Finanzierung

Tipps

Bonusheft: Nehmen Sie für Ihre Gesundheitsvorsorge die jährliche Kontrolluntersuchung wahr und sichern Sie sich so den höheren Festzuschuss Ihrer Krankenkasse. Sollten Sie Ihr Bonusheft einmal vergessen haben, kann die Zahnarztpraxis den Termin nachträglich bestätigen. Verlorengegangene Hefte ersetzen die Zahnarztpraxen und tragen anhand der Patientendokumentation alle durchgeführten Kontrolluntersuchungen ein.

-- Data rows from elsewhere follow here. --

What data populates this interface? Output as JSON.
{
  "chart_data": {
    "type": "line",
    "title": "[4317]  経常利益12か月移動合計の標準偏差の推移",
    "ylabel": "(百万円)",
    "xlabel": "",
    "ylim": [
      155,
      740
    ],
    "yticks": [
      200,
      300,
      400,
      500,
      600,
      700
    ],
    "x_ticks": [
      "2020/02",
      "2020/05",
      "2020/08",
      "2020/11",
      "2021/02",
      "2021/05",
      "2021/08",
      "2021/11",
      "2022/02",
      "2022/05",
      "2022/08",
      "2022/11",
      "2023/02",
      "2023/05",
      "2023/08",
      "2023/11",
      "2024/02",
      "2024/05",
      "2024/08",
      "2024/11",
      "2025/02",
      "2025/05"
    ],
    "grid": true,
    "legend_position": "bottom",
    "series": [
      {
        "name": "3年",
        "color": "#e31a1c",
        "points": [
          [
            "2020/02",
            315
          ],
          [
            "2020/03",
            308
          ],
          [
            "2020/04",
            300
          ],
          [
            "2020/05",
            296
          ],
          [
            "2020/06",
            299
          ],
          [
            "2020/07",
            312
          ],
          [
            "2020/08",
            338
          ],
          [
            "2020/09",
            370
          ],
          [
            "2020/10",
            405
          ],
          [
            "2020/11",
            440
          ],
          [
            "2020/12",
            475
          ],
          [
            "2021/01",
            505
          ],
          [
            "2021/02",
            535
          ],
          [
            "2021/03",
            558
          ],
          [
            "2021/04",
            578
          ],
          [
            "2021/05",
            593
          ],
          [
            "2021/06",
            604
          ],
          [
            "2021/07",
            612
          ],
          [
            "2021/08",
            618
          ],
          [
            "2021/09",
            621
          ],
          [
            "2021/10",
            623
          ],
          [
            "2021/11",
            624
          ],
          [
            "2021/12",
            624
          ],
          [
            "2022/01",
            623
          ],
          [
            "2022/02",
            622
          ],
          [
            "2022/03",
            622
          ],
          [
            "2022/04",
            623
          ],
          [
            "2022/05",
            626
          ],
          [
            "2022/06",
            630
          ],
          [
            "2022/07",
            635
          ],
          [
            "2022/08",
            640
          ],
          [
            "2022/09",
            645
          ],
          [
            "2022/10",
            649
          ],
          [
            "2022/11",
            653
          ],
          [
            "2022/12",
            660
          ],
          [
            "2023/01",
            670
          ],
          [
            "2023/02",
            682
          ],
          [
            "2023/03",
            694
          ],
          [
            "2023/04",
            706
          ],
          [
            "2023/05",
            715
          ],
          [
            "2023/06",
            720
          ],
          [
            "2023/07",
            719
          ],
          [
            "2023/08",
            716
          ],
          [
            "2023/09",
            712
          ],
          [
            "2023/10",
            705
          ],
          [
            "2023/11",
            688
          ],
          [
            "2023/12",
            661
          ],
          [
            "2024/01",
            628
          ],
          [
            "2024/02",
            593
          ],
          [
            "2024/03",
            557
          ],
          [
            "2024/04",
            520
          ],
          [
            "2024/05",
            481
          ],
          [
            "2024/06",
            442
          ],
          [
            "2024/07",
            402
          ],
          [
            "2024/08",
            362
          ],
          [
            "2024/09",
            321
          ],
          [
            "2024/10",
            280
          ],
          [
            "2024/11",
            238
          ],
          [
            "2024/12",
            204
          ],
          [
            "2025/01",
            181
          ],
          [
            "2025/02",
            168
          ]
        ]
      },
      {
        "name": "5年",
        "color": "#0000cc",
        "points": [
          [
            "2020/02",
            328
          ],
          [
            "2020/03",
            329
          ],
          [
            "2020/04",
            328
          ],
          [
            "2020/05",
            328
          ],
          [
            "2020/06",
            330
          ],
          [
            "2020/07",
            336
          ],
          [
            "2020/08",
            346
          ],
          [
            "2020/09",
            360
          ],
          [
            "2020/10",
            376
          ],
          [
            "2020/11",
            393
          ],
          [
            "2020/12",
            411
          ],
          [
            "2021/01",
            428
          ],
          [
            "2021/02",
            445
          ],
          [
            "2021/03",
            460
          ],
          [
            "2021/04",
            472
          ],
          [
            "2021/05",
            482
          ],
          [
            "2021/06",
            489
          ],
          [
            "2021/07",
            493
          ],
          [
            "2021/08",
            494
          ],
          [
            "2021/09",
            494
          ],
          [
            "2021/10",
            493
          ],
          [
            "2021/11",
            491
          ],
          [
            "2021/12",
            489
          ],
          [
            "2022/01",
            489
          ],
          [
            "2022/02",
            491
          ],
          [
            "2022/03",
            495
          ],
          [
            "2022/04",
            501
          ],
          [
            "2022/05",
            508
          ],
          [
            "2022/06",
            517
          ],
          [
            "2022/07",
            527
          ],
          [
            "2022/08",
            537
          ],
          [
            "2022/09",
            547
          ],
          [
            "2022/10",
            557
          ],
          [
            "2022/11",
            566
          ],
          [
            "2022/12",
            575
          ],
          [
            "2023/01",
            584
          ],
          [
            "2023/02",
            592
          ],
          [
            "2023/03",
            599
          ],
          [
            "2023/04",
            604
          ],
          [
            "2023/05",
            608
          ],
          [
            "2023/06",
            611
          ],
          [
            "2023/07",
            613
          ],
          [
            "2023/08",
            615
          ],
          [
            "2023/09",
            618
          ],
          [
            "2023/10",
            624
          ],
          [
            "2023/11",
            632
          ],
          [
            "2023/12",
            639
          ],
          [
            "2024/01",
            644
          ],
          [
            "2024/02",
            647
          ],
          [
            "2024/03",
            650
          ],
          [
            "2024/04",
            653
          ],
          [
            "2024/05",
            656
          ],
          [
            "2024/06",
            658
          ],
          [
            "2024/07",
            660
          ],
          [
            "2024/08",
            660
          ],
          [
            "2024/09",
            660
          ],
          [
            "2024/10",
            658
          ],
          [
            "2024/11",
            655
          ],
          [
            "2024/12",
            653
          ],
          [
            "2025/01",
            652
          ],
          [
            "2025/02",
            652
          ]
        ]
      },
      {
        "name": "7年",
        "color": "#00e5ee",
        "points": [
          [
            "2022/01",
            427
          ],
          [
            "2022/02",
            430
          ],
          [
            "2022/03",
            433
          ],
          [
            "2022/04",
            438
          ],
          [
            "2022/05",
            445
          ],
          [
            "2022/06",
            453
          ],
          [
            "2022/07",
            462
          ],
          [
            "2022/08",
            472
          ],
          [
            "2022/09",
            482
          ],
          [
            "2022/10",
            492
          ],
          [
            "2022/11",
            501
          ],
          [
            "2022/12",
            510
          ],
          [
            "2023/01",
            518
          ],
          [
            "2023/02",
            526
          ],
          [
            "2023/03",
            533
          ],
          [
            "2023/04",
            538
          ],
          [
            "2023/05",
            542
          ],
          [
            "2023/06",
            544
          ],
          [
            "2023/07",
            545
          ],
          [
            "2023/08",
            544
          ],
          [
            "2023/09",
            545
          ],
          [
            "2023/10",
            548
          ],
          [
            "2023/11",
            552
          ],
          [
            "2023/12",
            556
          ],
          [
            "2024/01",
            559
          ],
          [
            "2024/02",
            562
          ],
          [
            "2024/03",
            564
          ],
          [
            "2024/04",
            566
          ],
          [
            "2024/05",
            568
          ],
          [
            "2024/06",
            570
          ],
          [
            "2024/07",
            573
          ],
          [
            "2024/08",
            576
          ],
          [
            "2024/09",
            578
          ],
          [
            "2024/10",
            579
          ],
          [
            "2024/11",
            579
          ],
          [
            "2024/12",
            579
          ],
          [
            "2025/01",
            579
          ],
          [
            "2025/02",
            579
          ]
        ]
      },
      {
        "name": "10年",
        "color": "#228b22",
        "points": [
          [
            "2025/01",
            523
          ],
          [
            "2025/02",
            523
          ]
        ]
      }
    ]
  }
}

Steuererklärung: Sammeln Sie alle Rechnungsbelege einschließlich der Zahlungsdaten für Ihre jährliche Steuererklärung. Überschreiten Ihre Kosten die „zumutbare Belastung“, können Sie Ihre Zuzahlungen für Zahnersatz, Zahnspangen und zahnärztliche Behandlungen als „Außergewöhnliche Belastungen“, § 33 Einkommenssteuergesetz, steuerlich geltend machen. Ob und in welcher Höhe ist abhängig von Familienstand, Anzahl der Kinder und vom Gesamtbetrag der Einkünfte. Es gelten dementsprechende Grenzbeträge. Planen Sie deshalb, wenn möglich, größere Ausgaben im Voraus, damit die Gesamtsumme aller Aufwendungen für Ihre Gesundheit den Grenzbetrag pro Jahr überschreitet und sich somit steuermindernd auswirken kann.

Information und Beratung: Aus der Vielzahl der Angebote für Patienten möchten wir Ihnen empfehlen:

Zweitmeinung: Gesetzlich Krankenversicherte haben das Recht auf eine zweite Meinung, ergänzend zu der des behandelnden Zahnarztes. Über die Beratungsstellen der Kassenzahnärztlichen Vereinigungen können Sie einen Gutachter finden, der Sie vor Behandlungsbeginn noch einmal untersucht und berät: www.zahnarzt-zweitmeinung.de. Selbstverständlich beraten auch die Krankenkassen und Zahnärztekammern.